Juste un somme Jennifer Douzenel
Les cimaises recouvertes de crépi invitent l’extérieur à l’intérieur. Sur elles se déploient les morceaux de paysages prélevés ici et là par la vidéaste, les remous nocturnes de la baie de Hong-Kong, le bruissement de millions de papillons monarques au Mexique, les ondulations d’êtres marins captifs en Norvège ou des marcheurs projetés à l’envers sur des tufières en Turquie. Dans la pénombre de la galerie le temps s’arrête au fur et à mesure qu’il défile, lent et sublime. Il se pose, se contemple, et se boucle, à l’infini.

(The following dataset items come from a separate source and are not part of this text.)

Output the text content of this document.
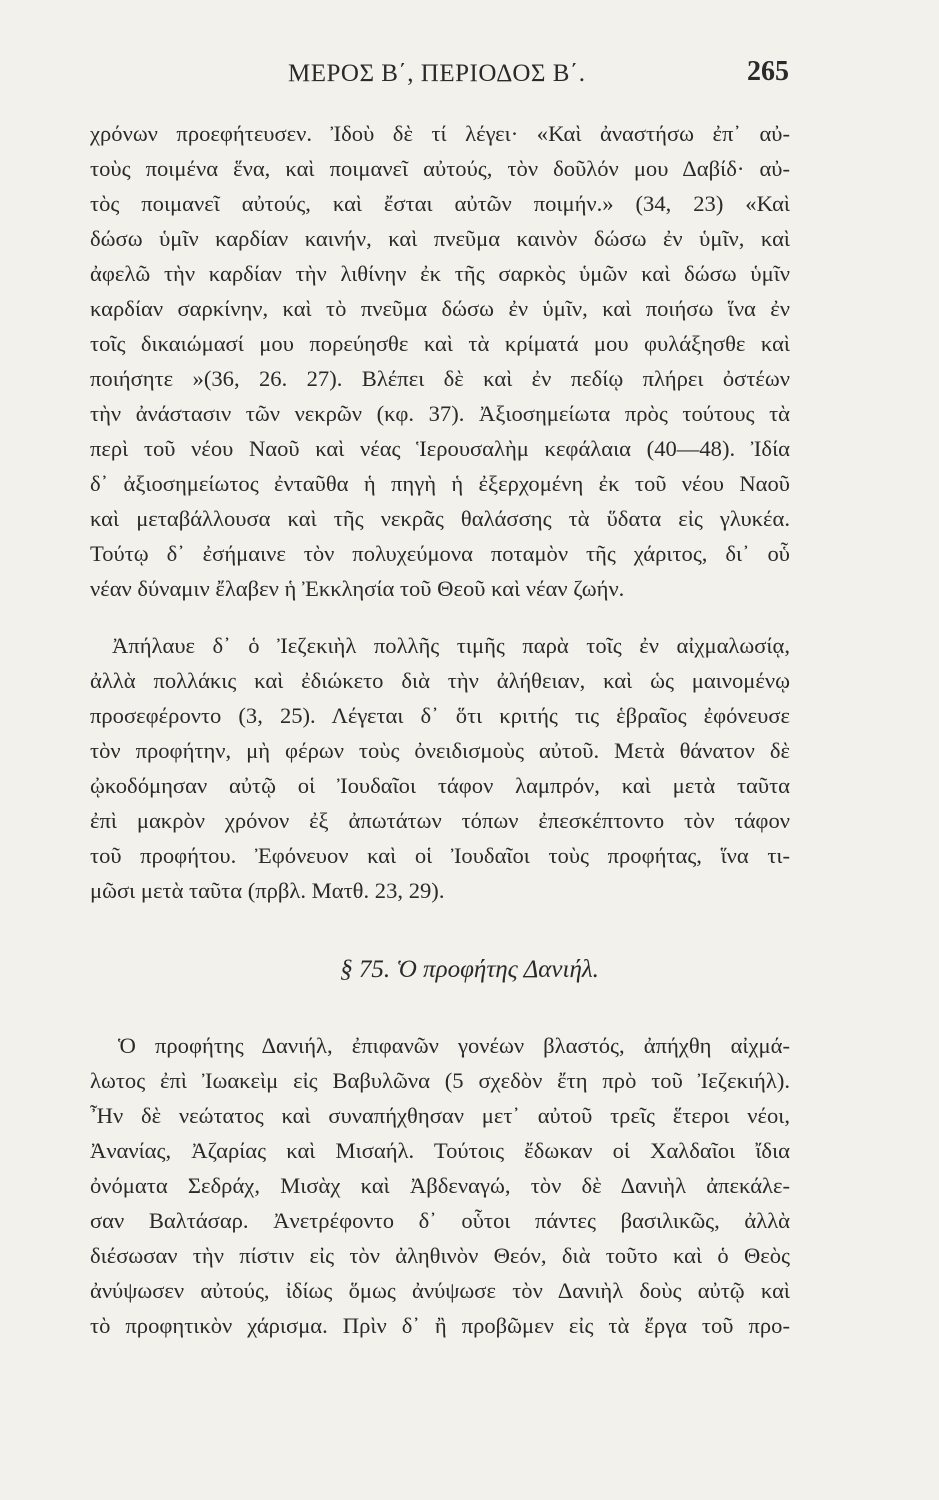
ΜΕΡΟΣ Β΄, ΠΕΡΙΟΔΟΣ Β΄.	265
χρόνων προεφήτευσεν. Ἰδοὺ δὲ τί λέγει· «Καὶ ἀναστήσω ἐπ᾽ αὐ-
τοὺς ποιμένα ἕνα, καὶ ποιμανεῖ αὐτούς, τὸν δοῦλόν μου Δαβίδ· αὐ-
τὸς ποιμανεῖ αὐτούς, καὶ ἔσται αὐτῶν ποιμήν.» (34, 23) «Καὶ
δώσω ὑμῖν καρδίαν καινήν, καὶ πνεῦμα καινὸν δώσω ἐν ὑμῖν, καὶ
ἀφελῶ τὴν καρδίαν τὴν λιθίνην ἐκ τῆς σαρκὸς ὑμῶν καὶ δώσω ὑμῖν
καρδίαν σαρκίνην, καὶ τὸ πνεῦμα δώσω ἐν ὑμῖν, καὶ ποιήσω ἵνα ἐν
τοῖς δικαιώμασί μου πορεύησθε καὶ τὰ κρίματά μου φυλάξησθε καὶ
ποιήσητε »(36, 26. 27). Βλέπει δὲ καὶ ἐν πεδίῳ πλήρει ὀστέων
τὴν ἀνάστασιν τῶν νεκρῶν (κφ. 37). Ἀξιοσημείωτα πρὸς τούτους τὰ
περὶ τοῦ νέου Ναοῦ καὶ νέας Ἱερουσαλὴμ κεφάλαια (40—48). Ἰδία
δ᾽ ἀξιοσημείωτος ἐνταῦθα ἡ πηγὴ ἡ ἐξερχομένη ἐκ τοῦ νέου Ναοῦ
καὶ μεταβάλλουσα καὶ τῆς νεκρᾶς θαλάσσης τὰ ὕδατα εἰς γλυκέα.
Τούτῳ δ᾽ ἐσήμαινε τὸν πολυχεύμονα ποταμὸν τῆς χάριτος, δι᾽ οὗ
νέαν δύναμιν ἔλαβεν ἡ Ἐκκλησία τοῦ Θεοῦ καὶ νέαν ζωήν.
Ἀπήλαυε δ᾽ ὁ Ἰεζεκιὴλ πολλῆς τιμῆς παρὰ τοῖς ἐν αἰχμαλωσίᾳ,
ἀλλὰ πολλάκις καὶ ἐδιώκετο διὰ τὴν ἀλήθειαν, καὶ ὡς μαινομένῳ
προσεφέροντο (3, 25). Λέγεται δ᾽ ὅτι κριτής τις ἑβραῖος ἐφόνευσε
τὸν προφήτην, μὴ φέρων τοὺς ὀνειδισμοὺς αὐτοῦ. Μετὰ θάνατον δὲ
ᾠκοδόμησαν αὐτῷ οἱ Ἰουδαῖοι τάφον λαμπρόν, καὶ μετὰ ταῦτα
ἐπὶ μακρὸν χρόνον ἐξ ἀπωτάτων τόπων ἐπεσκέπτοντο τὸν τάφον
τοῦ προφήτου. Ἐφόνευον καὶ οἱ Ἰουδαῖοι τοὺς προφήτας, ἵνα τι-
μῶσι μετὰ ταῦτα (πρβλ. Ματθ. 23, 29).
§ 75. Ὁ προφήτης Δανιήλ.
Ὁ προφήτης Δανιήλ, ἐπιφανῶν γονέων βλαστός, ἀπήχθη αἰχμά-
λωτος ἐπὶ Ἰωακεὶμ εἰς Βαβυλῶνα (5 σχεδὸν ἔτη πρὸ τοῦ Ἰεζεκιήλ).
Ἦν δὲ νεώτατος καὶ συναπήχθησαν μετ᾽ αὐτοῦ τρεῖς ἕτεροι νέοι,
Ἀνανίας, Ἀζαρίας καὶ Μισαήλ. Τούτοις ἔδωκαν οἱ Χαλδαῖοι ἴδια
ὀνόματα Σεδράχ, Μισὰχ καὶ Ἀβδεναγώ, τὸν δὲ Δανιὴλ ἀπεκάλε-
σαν Βαλτάσαρ. Ἀνετρέφοντο δ᾽ οὗτοι πάντες βασιλικῶς, ἀλλὰ
διέσωσαν τὴν πίστιν εἰς τὸν ἀληθινὸν Θεόν, διὰ τοῦτο καὶ ὁ Θεὸς
ἀνύψωσεν αὐτούς, ἰδίως ὅμως ἀνύψωσε τὸν Δανιὴλ δοὺς αὐτῷ καὶ
τὸ προφητικὸν χάρισμα. Πρὶν δ᾽ ἢ προβῶμεν εἰς τὰ ἔργα τοῦ προ-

Les vidéos de l’artiste sont la somme d’inconnues énigmatiques, l’addition d’histoires qui n’en sont pas vraiment mais qui, transfigurées par la minutieuse manière de Jennifer Douzenel, font événement. Son geste est minimal, son processus réglé avec soin et méthode. Le phénomène qui capte d’abord son attention la pousse à s’arrêter un instant. L'enregistrement est ensuite un saisissement. De manière quasi instantanée, l’artiste attrape l’image au vol pour la reproduire sur son écran, comme un peintre sur sa toile. Ici, cependant, nulle mise en scène. Le bruit du dehors est supprimé au montage. Les plans sont fixes et muets, seulement scandés dans leur écoulement visuel par les fondus qui marquent un début et une fin.
Filmées sur le motif, les vidéos de l’artiste deviennent autonomes et autotéliques. Les bouts du monde que l’artiste capture, découpe et rend aux publics sont agencés dans ses films comme sur des tableaux.